The central idea in zombie stories—a fate worse than death—comes from Haitian folklore at the end of French colonial rule. Golem narratives and Frankenstein’s monster also exerted an influence. Mid-century science fiction novels like Richard Matheson’s I Am Legend and John Wyndham’s The Day of the Triffids suggested what the fallout might be like: pandemonium and deserted cities. (The Walking Dead and 28 Days Later both began with a character waking up in the hospital, as Wyndham’s main character had.) Owing to George Romero’s influence, zombies often would be depicted as rabid cannibals. They conjured up visions of societal collapse, fear of mortality, chaos and hell on earth. Since Night of the Living Dead, American gun culture and its absence also made a mark. The extreme scenario of the 1968 film extricated it from a key part of the rhetoric around gun ownership: protection against the state. There is no coordination to these mobs of out-of-control human bodies. As a visual, the closest real-world counterpart to humans gunning down zombies is a mass shooting.

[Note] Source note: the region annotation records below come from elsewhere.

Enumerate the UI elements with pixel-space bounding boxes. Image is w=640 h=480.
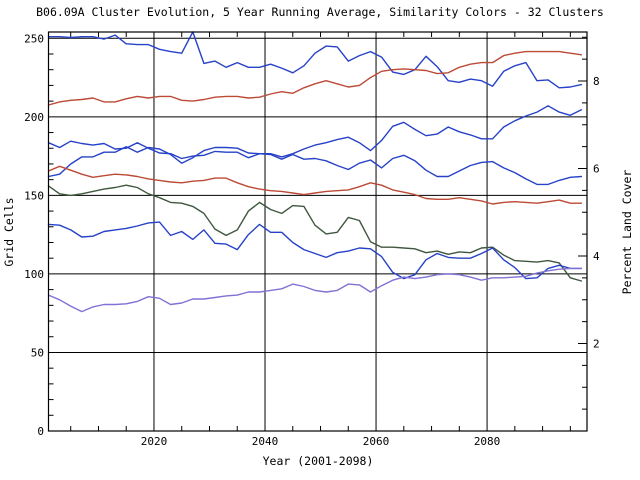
x-tick-label: 2080 xyxy=(474,435,501,448)
y-tick-label: 0 xyxy=(37,425,44,438)
chart-title: B06.09A Cluster Evolution, 5 Year Runnin… xyxy=(36,5,604,19)
axis-ticks xyxy=(48,32,587,431)
x-axis-label: Year (2001-2098) xyxy=(262,454,374,468)
series-line-cluster-red-top xyxy=(47,50,583,106)
y-tick-label: 100 xyxy=(24,268,44,281)
series-line-cluster-purple xyxy=(47,267,583,313)
axis-tick-labels: 2020 2040 2060 2080 0 50 100 150 200 250 2 4 6 8 xyxy=(24,32,600,448)
right-tick-label: 2 xyxy=(593,338,600,351)
series-line-cluster-blue-bottom xyxy=(47,221,583,280)
right-tick-label: 8 xyxy=(593,75,600,88)
series-line-cluster-blue-top xyxy=(47,31,583,89)
series-line-cluster-blue-faller xyxy=(47,145,583,186)
gridlines xyxy=(48,32,587,431)
x-tick-label: 2020 xyxy=(141,435,168,448)
y-tick-label: 200 xyxy=(24,111,44,124)
series-line-cluster-green xyxy=(47,184,583,282)
x-tick-label: 2060 xyxy=(363,435,390,448)
series-lines xyxy=(47,31,583,313)
plot-border xyxy=(47,31,588,432)
y-tick-label: 50 xyxy=(31,346,44,359)
right-tick-label: 6 xyxy=(593,163,600,176)
plot-frame xyxy=(47,31,588,432)
y-tick-label: 250 xyxy=(24,32,44,45)
y-tick-label: 150 xyxy=(24,189,44,202)
x-tick-label: 2040 xyxy=(252,435,279,448)
series-line-cluster-red-mid xyxy=(47,165,583,205)
series-line-cluster-blue-riser xyxy=(47,105,583,160)
right-tick-label: 4 xyxy=(593,250,600,263)
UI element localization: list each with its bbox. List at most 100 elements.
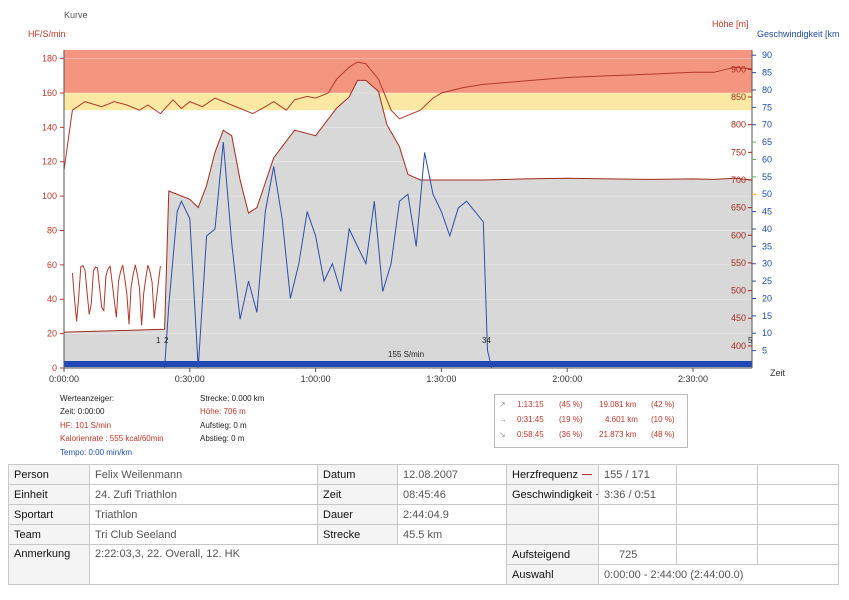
sportart-key: Sportart	[8, 504, 90, 525]
zone-dist: 21.873 km	[599, 430, 637, 439]
empty-cell	[598, 524, 677, 545]
zone-row: ↗ 1:13:15 (45 %) 19.081 km (42 %)	[495, 400, 687, 414]
speed-tick-label: 65	[762, 137, 772, 147]
value-display: Werteanzeiger: Zeit: 0:00:00 HF: 101 S/m…	[60, 392, 164, 459]
left-tick-label: 80	[47, 225, 57, 235]
table-row: Team Tri Club Seeland Strecke 45.5 km	[8, 524, 839, 545]
empty-cell	[757, 504, 839, 525]
speed-tick-label: 15	[762, 311, 772, 321]
zone-time: 1:13:15	[517, 400, 544, 409]
zone-pct: (45 %)	[559, 400, 583, 409]
elevation-tick-label: 550	[731, 258, 746, 268]
zone-band-high	[64, 50, 752, 93]
left-tick-label: 180	[42, 54, 57, 64]
speed-tick-label: 85	[762, 68, 772, 78]
person-value: Felix Weilenmann	[89, 464, 318, 485]
dauer-value: 2:44:04.9	[397, 504, 507, 525]
einheit-value: 24. Zufi Triathlon	[89, 484, 318, 505]
left-tick-label: 160	[42, 88, 57, 98]
x-axis-label: Zeit	[770, 368, 786, 378]
x-tick-label: 1:30:00	[426, 374, 456, 384]
speed-tick-label: 5	[762, 346, 767, 356]
anmerkung-value: 2:22:03,3, 22. Overall, 12. HK	[89, 544, 507, 585]
speed-line	[64, 142, 752, 369]
empty-cell	[506, 524, 599, 545]
stat-kalorien: Kalorienrate : 555 kcal/60min	[60, 434, 164, 444]
speed-tick-label: 20	[762, 293, 772, 303]
empty-cell	[506, 504, 599, 525]
left-tick-label: 60	[47, 260, 57, 270]
speed-tick-label: 25	[762, 276, 772, 286]
elevation-tick-label: 400	[731, 341, 746, 351]
marker-5: 5	[748, 336, 753, 345]
auswahl-key: Auswahl	[506, 564, 599, 585]
info-table: Person Felix Weilenmann Datum 12.08.2007…	[8, 464, 839, 585]
werteanzeiger-label: Werteanzeiger:	[60, 394, 115, 403]
datum-key: Datum	[317, 464, 398, 485]
elevation-tick-label: 600	[731, 230, 746, 240]
chart-title: Kurve	[64, 10, 88, 20]
speed-tick-label: 10	[762, 328, 772, 338]
value-display-2: Strecke: 0.000 km Höhe: 706 m Aufstieg: …	[200, 392, 264, 446]
zone-pct: (36 %)	[559, 430, 583, 439]
empty-cell	[676, 484, 758, 505]
left-tick-label: 100	[42, 191, 57, 201]
elevation-tick-label: 500	[731, 286, 746, 296]
zone-dpct: (48 %)	[651, 430, 675, 439]
datum-value: 12.08.2007	[397, 464, 507, 485]
team-value: Tri Club Seeland	[89, 524, 318, 545]
left-tick-label: 140	[42, 122, 57, 132]
speed-tick-label: 45	[762, 207, 772, 217]
stat-abstieg: Abstieg: 0 m	[200, 434, 245, 444]
hf-legend-line-icon	[582, 474, 593, 476]
stat-zeit: Zeit: 0:00:00	[60, 407, 105, 417]
speed-tick-label: 35	[762, 241, 772, 251]
table-row: Einheit 24. Zufi Triathlon Zeit 08:45:46…	[8, 484, 839, 505]
stat-aufstieg: Aufstieg: 0 m	[200, 420, 247, 430]
empty-cell	[757, 484, 839, 505]
stat-tempo: Tempo: 0:00 min/km	[60, 447, 133, 457]
x-tick-label: 2:00:00	[552, 374, 582, 384]
cadence-label: 155 S/min	[388, 350, 425, 359]
up-arrow-icon: ↗	[499, 400, 506, 409]
table-row: Auswahl 0:00:00 - 2:44:00 (2:44:00.0)	[9, 564, 839, 585]
zeit-key: Zeit	[317, 484, 398, 505]
right-arrow-icon: →	[499, 415, 507, 424]
elevation-line	[63, 79, 752, 333]
gs-value: 3:36 / 0:51	[598, 484, 677, 505]
aufsteigend-value: 725	[598, 544, 677, 565]
zone-pct: (19 %)	[559, 415, 583, 424]
auswahl-value: 0:00:00 - 2:44:00 (2:44:00.0)	[598, 564, 839, 585]
down-arrow-icon: ↘	[499, 430, 506, 439]
cadence-bar	[64, 361, 752, 367]
person-key: Person	[8, 464, 90, 485]
empty-cell	[757, 464, 839, 485]
zone-dist: 4.601 km	[605, 415, 638, 424]
speed-tick-label: 55	[762, 172, 772, 182]
sportart-value: Triathlon	[89, 504, 318, 525]
marker-2: 2	[164, 336, 169, 345]
heart-rate-swim-line	[71, 264, 161, 326]
zone-row: → 0:31:45 (19 %) 4.601 km (10 %)	[495, 415, 687, 429]
hf-key-label: Herzfrequenz	[512, 468, 579, 481]
elevation-axis-label: Höhe [m]	[712, 19, 749, 29]
strecke-value: 45.5 km	[397, 524, 507, 545]
zone-dpct: (10 %)	[651, 415, 675, 424]
table-row: Sportart Triathlon Dauer 2:44:04.9	[8, 504, 839, 525]
zone-time: 0:58:45	[517, 430, 544, 439]
hf-key: Herzfrequenz	[506, 464, 599, 485]
table-row: Anmerkung 2:22:03,3, 22. Overall, 12. HK…	[8, 544, 839, 585]
table-row: Person Felix Weilenmann Datum 12.08.2007…	[8, 464, 839, 485]
empty-cell	[676, 464, 758, 485]
aufsteigend-key: Aufsteigend	[506, 544, 599, 565]
dauer-key: Dauer	[317, 504, 398, 525]
speed-axis-label: Geschwindigkeit [km	[757, 29, 840, 39]
hf-value: 155 / 171	[598, 464, 677, 485]
left-tick-label: 40	[47, 294, 57, 304]
empty-cell	[598, 504, 677, 525]
empty-cell	[676, 504, 758, 525]
zone-band-mid	[64, 92, 752, 111]
speed-tick-label: 40	[762, 224, 772, 234]
x-tick-label: 0:00:00	[49, 374, 79, 384]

What once appeared to be a trend never went away, and now the zombie genre is in a self-referential stage. Characters in Train to Busan and in novels like Paul Tremblay’s Survivor Song (2020) use the word “zombie” to describe the horrors unfolding in front of them. In Warm Bodies (2013), a living dead character played by Nicholas Hoult poses next to a DVD of Lucio Fulci’s Zombie. But I’ve yet to see an American zombie movie deliberately challenge how firearms are represented in these stories. Even the comedy Zombieland chooses to satirize zombie tropes rather than the notions of meritocracy that gun-nut survivalists cling to (“The first ones to go were the fatties,” Jesse Eisenberg’s character declares in the voice-over narration. No wonder the NRA’s consumer magazine, American Rifleman, named it as one of its favorite movies in 2013).
Zombies are used as mock threats in real-world emergency response training. They are also common target practice at firing ranges. In Las Vegas, there’s even a “zombie hunt” package, complete with M4s and Glocks. Come to think of it, a zombie might be the perfect target for the times. It offers us the fantasy of a perfect shot and no victim.